Les Américains n’ont jamais quitté la scène moyen-orientale, où ils ont pris, de fait, l’héritage du Royaume Uni. Leurs alliances privilégiées avec les pays du Golfe leur ont permis d’assurer une certaine prépondérance, sinon une hégémonie. Depuis l’accord de Camp David, ils ont intégré l’Egypte dans leurs alliance, alors que la guerre d’Irak et l’intervention en Afghanistan ont confirmé leurs emprise sur l’ensemble de l’aire. L’élection de Barack Obama a, semblait-il, changé la donne. Le nouveau président américain a opté pour le retrait de l’Irak et de l’Afghanistan. Fait plus important, l’autonomie pétrolière américaine mettait à l’ordre du jour une révision des relations avec les alliés pétroliers privilégiés de la scène.
Est-ce à dire que la puissance américaine s’est résignée à abandonner son leadership et a renoncé à faire valoir son titre tutélaire ? A-t-elle occulté son wishful thinking (prendre ses désirs pour des réalités), à l’appui de sa suprématie ? Disons plutôt que les USA ont opté pour l’exercice du leadership from behind, sans manifestation ostentatoire. Réfractaires aux interventions militaires au sol mais préoccupés par la lutte contre le terrorisme, les USA appliquent désormais la stratégie du light footprint (l’empreinte légère).
Les militaires américains privilégient la formation et l’appui de troupes de pays amis et le partage de renseignements obtenus par leurs drones (Ceyril Bensimon, Le Monde, 5 août 2014, p. 4). A la différence de la France et du Royaume Uni, ils refusent d’assumer la conduite des opérations (cas de l’intervention en Libye). L’attitude américaine, lors du Printemps arabe, a été bien ambiguë. Relativisons les enchères de ceux qui expliquent les relations internationales par « la théorie du complot ». Peut-être ont-ils, dans leur perception de l’ailleurs, fait valoir « l’exotisme du Sud », alors que les acteurs internes redoutaient l’interprétation médiévale de l’islam. D’autres observateurs plus compréhensifs ont adopté le diagnostic de Lahouari Addi, relatif à « la régression féconde » (expression affirmée depuis les années 1990 et rappelée récemment dans son blog http://lahouari-addi.blogspot.fr).
Le processus devait cependant clarifier la situation. On se rendit compte que l’Occident est perçu par les islamistes comme un ennemi irréductible et un mal absolu. Le discours utopiste de l’EIIL, l’organisation qui s’appelle l’État Islamique en Irak et au Levant et prône l’institution du califat et sa mise en application contre les yazidis, les chrétiens et les membres d’autres minorités religieuses suscitent l’inquiétude générale. Ils mettent à rude épreuve l’Irak et la Syrie, avec des risques d’extension évidents.
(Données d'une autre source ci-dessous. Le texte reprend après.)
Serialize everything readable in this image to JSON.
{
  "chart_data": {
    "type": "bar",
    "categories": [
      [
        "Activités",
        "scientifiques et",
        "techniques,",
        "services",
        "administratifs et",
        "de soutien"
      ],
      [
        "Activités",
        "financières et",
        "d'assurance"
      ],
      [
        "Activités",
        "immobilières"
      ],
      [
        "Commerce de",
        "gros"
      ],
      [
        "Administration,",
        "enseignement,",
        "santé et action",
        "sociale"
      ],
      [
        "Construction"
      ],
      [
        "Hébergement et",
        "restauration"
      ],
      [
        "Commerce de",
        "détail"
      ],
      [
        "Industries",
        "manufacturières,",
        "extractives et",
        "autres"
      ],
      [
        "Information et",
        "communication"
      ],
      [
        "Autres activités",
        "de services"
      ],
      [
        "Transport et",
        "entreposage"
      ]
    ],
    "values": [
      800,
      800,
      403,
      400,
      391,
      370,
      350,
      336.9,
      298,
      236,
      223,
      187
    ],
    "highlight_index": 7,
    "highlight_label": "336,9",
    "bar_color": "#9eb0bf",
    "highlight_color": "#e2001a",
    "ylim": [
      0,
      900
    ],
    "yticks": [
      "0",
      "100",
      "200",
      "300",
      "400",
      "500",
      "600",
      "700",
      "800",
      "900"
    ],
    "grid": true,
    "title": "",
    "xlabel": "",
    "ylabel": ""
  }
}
Réagissant à cette campagne d’extermination des minorités religieuses irakiennes, le Président Obama a annoncé, jeudi 7 août, à la télévision qu’il avait autorisé des bombardements ciblés contre l’EIIL, ainsi qu’une aide humanitaire à destination des yazidis assiégés. Mais ces frappes aériennes ciblées seront-elles suffisantes pour forcer l’EIIL à battre en retraite ?
D’autre part, les USA ont décidé de soutenir les peshmerga kurdes, qui ont fait preuve d’une résistance courageuse, contre les assaillants. L’appui américain à la formation d’un gouvernement d’union nationale irakien est destiné à assurer un environnement favorable à la restauration de l’autorité de l’Etat. Peut-il le sauver de l’implosion, alors que la crise a érigé les Kurdes en acteurs principaux ?
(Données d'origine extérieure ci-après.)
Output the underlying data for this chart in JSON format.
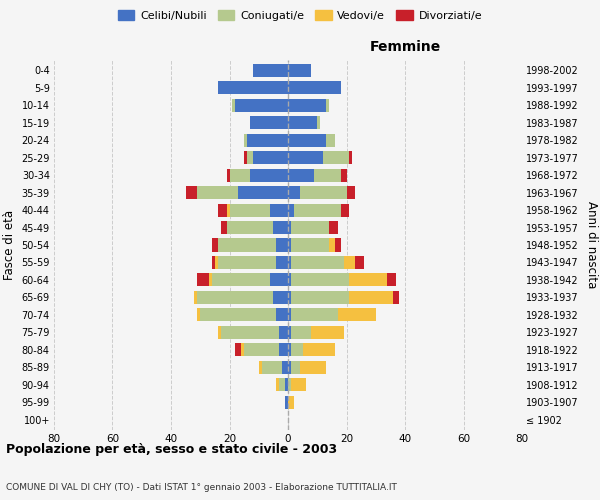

Retour aux normes, les USA restaurent leurs alliances avec l’Arabie Saoudite et l’Egypte et appréhendent les risques de dérive, dans les pays de l’aire arabe, qui ont transgressé les objectifs de la transition démocratique. Leur offre d’équipements militaires et leur annonce de livraisons prochaines d’hélicoptères à la Tunisie attestent leur soutien à la sécurité et à la stabilité d’une transition démocratique prometteuse.